Beetles vs. Bugs: Number of Species
Far more species of beetles exist compared to bugs. Over 350,000 species of beetles have been identified, and some estimate that the number could be much higher, over a million species! However, only 80,000 species of bugs have been identified so far. In short, there are far more beetles around than bugs.
Beetles vs. Bugs: Examples
It may not be hard to imagine different types of beetles, such as the rhino beetle, stag beetle, Hercules beetle, flea beetle, dung beetle, and jewel beetle. Meanwhile, bugs are more difficult because some creatures with “bug” names are not actual bugs. Real bugs include stink bugs, bed bugs, wheel bugs, and cicadas.
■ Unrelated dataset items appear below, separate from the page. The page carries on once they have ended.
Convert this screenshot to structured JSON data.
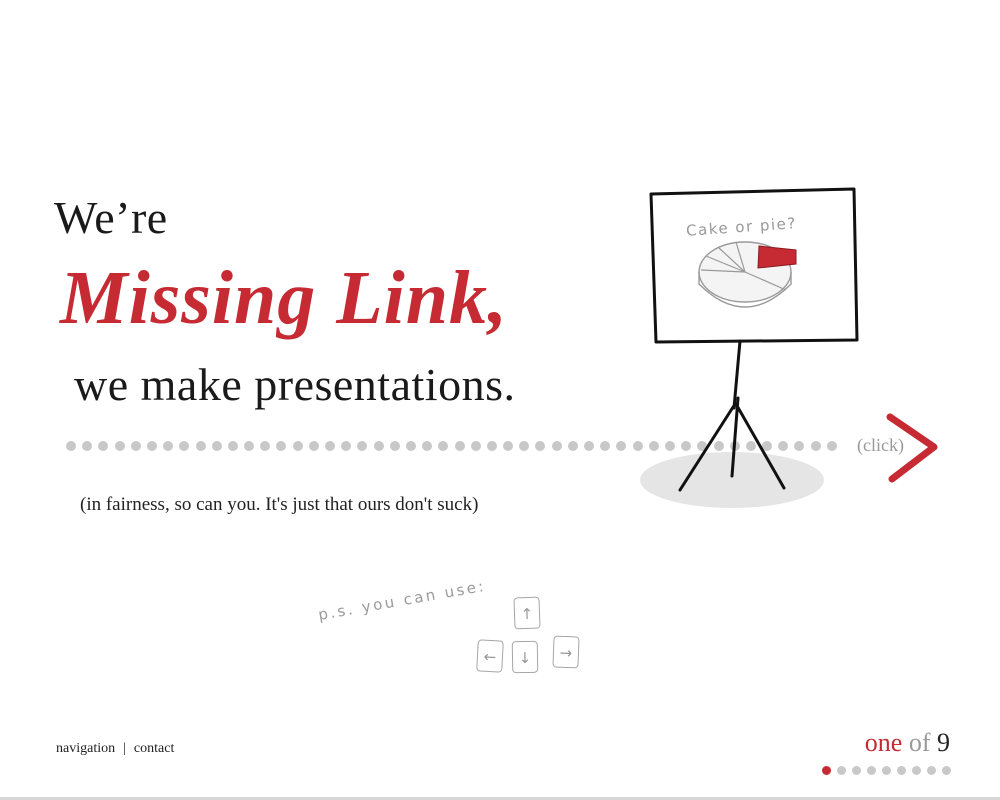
{
  "hero": {
    "line1": "We’re",
    "brand": "Missing Link,",
    "line3": "we make presentations.",
    "tagline": "(in fairness, so can you. It's just that ours don't suck)",
    "click_hint": "(click)"
  },
  "illustration": {
    "board_title": "Cake or pie?",
    "ps_note": "p.s. you can use:",
    "keys": {
      "up": "↑",
      "left": "←",
      "down": "↓",
      "right": "→"
    }
  },
  "footer": {
    "nav_link": "navigation",
    "separator": "|",
    "contact_link": "contact"
  },
  "pager": {
    "current_word": "one",
    "of_word": "of",
    "total": "9",
    "current_index": 1,
    "total_pages": 9
  },
  "colors": {
    "accent": "#c62a32",
    "dot": "#c8c8c8",
    "muted_text": "#999999"
  }
}
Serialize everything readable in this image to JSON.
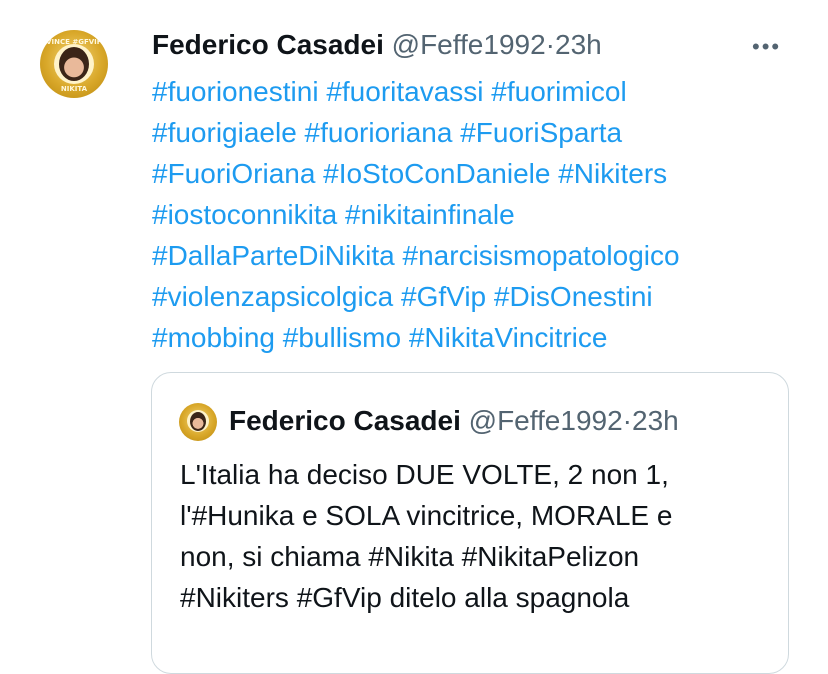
{
  "tweet": {
    "author_name": "Federico Casadei",
    "handle": "@Feffe1992",
    "separator": "·",
    "time": "23h",
    "more": "•••",
    "avatar": {
      "top_text": "VINCE #GFVIP",
      "bottom_text": "NIKITA"
    },
    "text_lines": [
      "#fuorionestini #fuoritavassi #fuorimicol",
      "#fuorigiaele #fuorioriana #FuoriSparta",
      "#FuoriOriana #IoStoConDaniele #Nikiters",
      "#iostoconnikita #nikitainfinale",
      "#DallaParteDiNikita #narcisismopatologico",
      "#violenzapsicolgica #GfVip #DisOnestini",
      "#mobbing #bullismo #NikitaVincitrice"
    ]
  },
  "quote": {
    "author_name": "Federico Casadei",
    "handle": "@Feffe1992",
    "separator": "·",
    "time": "23h",
    "text_lines": [
      "L'Italia ha deciso DUE VOLTE, 2 non 1,",
      "l'#Hunika e SOLA vincitrice, MORALE e",
      "non, si chiama #Nikita #NikitaPelizon",
      "#Nikiters #GfVip ditelo alla spagnola"
    ]
  },
  "colors": {
    "link": "#1d9bf0",
    "text": "#0f1419",
    "secondary": "#536471",
    "border": "#cfd9de"
  }
}
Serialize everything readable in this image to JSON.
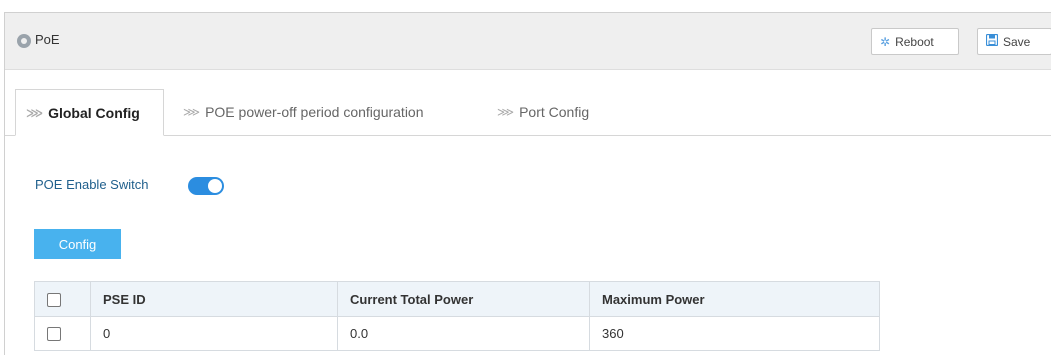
{
  "header": {
    "title": "PoE",
    "title_icon": "location-pin-icon",
    "reboot_label": "Reboot",
    "reboot_icon": "spinner-icon",
    "save_label": "Save",
    "save_icon": "floppy-disk-icon"
  },
  "tabs": [
    {
      "label": "Global Config",
      "active": true
    },
    {
      "label": "POE power-off period configuration",
      "active": false
    },
    {
      "label": "Port Config",
      "active": false
    }
  ],
  "global": {
    "switch_label": "POE Enable Switch",
    "switch_on": true,
    "config_button": "Config"
  },
  "table": {
    "columns": [
      "PSE ID",
      "Current Total Power",
      "Maximum Power"
    ],
    "rows": [
      {
        "pse_id": "0",
        "current_total_power": "0.0",
        "maximum_power": "360"
      }
    ]
  },
  "colors": {
    "accent": "#2b8de0",
    "button": "#48b2ee",
    "header_bg": "#efefef",
    "table_header_bg": "#eef4f9"
  }
}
Telling bugs and beetles apart at a glance may be somewhat difficult since they have some morphological similarities. Yet, if you can get a closer look at them, especially their mouthparts and wings, it’ll be easier to differentiate them. You can also consider their metamorphosis. If you see a creature in a cocoon or pupal chamber, the chances are that it’s not a bug.
Entomology is a rich field, and a deeper understanding of their studies could yield easier methods to tell a beetle from a bug.